Run from the examples/openclaw directory:
cd examples/openclaw
arksim simulate-evaluate config.yaml
The config.yaml has the agent_config pointed at http://localhost:18789/v1/chat/completions with Authorization: Bearer ${OPENCLAW_TOKEN} and x-openclaw-agent-id: main.

Configuration

The example uses a single config file for both simulation and evaluation.

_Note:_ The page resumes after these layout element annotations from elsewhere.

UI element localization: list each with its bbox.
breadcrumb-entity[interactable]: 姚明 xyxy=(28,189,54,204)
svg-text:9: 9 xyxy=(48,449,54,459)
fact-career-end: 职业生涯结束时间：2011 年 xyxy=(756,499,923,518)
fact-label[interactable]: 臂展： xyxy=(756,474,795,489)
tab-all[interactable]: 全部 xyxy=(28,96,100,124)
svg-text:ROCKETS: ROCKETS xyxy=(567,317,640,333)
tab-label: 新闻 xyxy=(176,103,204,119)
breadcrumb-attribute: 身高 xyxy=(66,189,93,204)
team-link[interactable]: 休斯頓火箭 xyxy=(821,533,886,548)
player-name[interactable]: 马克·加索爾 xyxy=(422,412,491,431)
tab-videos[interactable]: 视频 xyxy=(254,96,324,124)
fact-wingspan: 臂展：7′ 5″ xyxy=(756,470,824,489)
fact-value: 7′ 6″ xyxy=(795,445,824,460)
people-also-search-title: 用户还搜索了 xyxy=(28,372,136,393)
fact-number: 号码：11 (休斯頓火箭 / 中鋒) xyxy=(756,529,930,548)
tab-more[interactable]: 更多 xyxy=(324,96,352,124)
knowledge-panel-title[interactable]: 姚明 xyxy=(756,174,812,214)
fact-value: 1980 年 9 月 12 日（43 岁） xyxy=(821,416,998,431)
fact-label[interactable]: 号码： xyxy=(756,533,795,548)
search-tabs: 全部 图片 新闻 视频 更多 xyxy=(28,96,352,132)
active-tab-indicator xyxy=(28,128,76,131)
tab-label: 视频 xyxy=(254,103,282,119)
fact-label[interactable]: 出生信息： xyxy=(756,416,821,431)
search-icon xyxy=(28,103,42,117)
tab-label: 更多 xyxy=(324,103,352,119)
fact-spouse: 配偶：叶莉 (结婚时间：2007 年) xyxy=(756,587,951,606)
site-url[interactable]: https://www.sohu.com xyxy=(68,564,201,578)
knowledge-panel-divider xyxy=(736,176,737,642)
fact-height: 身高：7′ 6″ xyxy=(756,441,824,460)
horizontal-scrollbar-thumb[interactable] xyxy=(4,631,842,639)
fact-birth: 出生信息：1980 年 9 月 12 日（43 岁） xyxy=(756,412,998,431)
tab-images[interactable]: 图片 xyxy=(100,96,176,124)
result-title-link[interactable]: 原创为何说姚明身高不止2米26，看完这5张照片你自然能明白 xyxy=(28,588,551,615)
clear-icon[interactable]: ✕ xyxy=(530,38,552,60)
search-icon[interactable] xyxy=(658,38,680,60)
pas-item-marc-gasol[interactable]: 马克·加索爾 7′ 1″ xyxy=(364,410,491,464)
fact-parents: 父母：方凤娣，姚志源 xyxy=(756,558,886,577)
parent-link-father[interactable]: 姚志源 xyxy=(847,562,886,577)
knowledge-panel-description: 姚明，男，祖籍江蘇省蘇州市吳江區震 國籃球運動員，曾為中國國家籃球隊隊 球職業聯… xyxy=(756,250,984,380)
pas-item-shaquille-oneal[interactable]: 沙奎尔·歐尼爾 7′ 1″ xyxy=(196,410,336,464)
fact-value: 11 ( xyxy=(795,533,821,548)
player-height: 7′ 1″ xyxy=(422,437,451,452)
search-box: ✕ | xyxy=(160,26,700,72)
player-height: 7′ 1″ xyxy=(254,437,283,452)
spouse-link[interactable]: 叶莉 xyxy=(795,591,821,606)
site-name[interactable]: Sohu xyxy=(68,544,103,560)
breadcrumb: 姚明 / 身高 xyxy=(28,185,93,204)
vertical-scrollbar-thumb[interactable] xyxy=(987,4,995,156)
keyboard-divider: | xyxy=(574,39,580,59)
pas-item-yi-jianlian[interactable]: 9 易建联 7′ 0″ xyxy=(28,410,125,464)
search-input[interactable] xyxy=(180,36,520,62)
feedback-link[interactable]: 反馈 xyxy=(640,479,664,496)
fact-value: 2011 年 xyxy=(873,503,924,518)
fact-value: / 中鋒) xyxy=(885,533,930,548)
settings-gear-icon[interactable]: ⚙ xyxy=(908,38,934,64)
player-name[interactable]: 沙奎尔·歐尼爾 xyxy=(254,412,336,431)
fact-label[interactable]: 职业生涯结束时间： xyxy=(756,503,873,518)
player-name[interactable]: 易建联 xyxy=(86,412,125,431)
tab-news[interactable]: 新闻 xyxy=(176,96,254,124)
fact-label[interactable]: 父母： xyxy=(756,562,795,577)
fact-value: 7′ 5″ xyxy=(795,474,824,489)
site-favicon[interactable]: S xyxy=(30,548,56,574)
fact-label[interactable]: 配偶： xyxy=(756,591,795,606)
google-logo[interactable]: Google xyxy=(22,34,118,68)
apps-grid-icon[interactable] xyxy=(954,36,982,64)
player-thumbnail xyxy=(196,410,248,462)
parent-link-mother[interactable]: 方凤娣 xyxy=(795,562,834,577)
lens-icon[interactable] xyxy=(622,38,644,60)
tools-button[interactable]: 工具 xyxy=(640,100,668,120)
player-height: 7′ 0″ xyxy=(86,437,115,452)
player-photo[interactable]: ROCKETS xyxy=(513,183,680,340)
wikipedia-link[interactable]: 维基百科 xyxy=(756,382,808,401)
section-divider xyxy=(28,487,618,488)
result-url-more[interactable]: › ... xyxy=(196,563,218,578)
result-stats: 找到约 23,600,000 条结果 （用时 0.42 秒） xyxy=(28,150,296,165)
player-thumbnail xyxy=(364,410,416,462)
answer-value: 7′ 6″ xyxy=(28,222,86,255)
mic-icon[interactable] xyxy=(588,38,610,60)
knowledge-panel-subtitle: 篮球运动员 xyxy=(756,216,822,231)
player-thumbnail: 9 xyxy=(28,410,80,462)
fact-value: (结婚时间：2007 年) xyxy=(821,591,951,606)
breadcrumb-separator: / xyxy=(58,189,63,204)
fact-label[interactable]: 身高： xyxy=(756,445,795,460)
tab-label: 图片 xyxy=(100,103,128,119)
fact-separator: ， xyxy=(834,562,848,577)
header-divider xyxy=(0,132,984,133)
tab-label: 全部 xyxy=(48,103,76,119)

Agent configuration is specified inline under the agent_config key:
# AGENT CONFIGURATION

agent_config:
  agent_type: chat_completions
  agent_name: openclaw
  api_config:
    endpoint: http://localhost:18789/v1/chat/completions
    headers:
      Content-Type: application/json
      Authorization: "Bearer ${OPENCLAW_TOKEN}"
      x-openclaw-agent-id: main
    body:
      model: openclaw
      messages:
        - role: system
          content: "You are a helpful personal assistant."
      enable_metadata: false

# SIMULATION SETTINGS

# Path to the scenarios file
scenario_file_path: ./scenarios.json

# Number of conversations per scenario to generate
num_conversations_per_scenario: 1

# Maximum turns per conversation
max_turns: 5

# Output file path for simulation results
output_file_path: ./results/simulation/simulation.json

# Jinja template for the simulated user's system prompt
simulated_user_prompt_template: null

# EVALUATION SETTINGS

# Output directory for evaluation results
output_dir: ./results/evaluation

# Paths to Python files defining custom
# QuantitativeMetric or QualitativeMetric subclasses
custom_metrics_file_paths: []

# Built-in metrics to run; if empty, all built-in metrics run
metrics_to_run:
  - faithfulness
  - helpfulness
  - coherence
  - verbosity
  - relevance
  - goal_completion
  - agent_behavior_failure

# Generate HTML report
generate_html_report: true

# Numeric thresholds: per-metric minimum scores on native scale
# numeric_thresholds:
#   overall_score: 0.7
#   goal_completion: 0.6

# SHARED SETTINGS
# LLM model
model: gpt-5.1

# LLM provider
provider: openai

# Workers for parallel processing
num_workers: 50

Output

Results are written under the example directory:
LocationContents
./results/simulation/simulation.jsonSimulated conversations from the simulation step
./results/evaluation/evaluation.jsonEvaluation results (per-turn and per-conversation scores, unique errors)
./results/evaluation/final_report.htmlInteractive HTML report for browsing and sharing results

Example Files

FileDescription
config.yamlSimulate and evaluate configuration with inline OpenClaw agent config.
scenarios.jsonPre-built scenarios for the personal assistant.

Adapting to Your Own Assistant

To use this example as a starting point for your own personal assistant:
  1. Scenarios: Edit or add scenarios in scenarios.json so goals and knowledge reflect your assistant’s capabilities.
  2. Agent config: If your endpoint, port, or auth headers differ from the OpenClaw defaults, update the agent_config section within config.yaml file accordingly.
See Agent configuration for supported protocols and how to configure agent connections.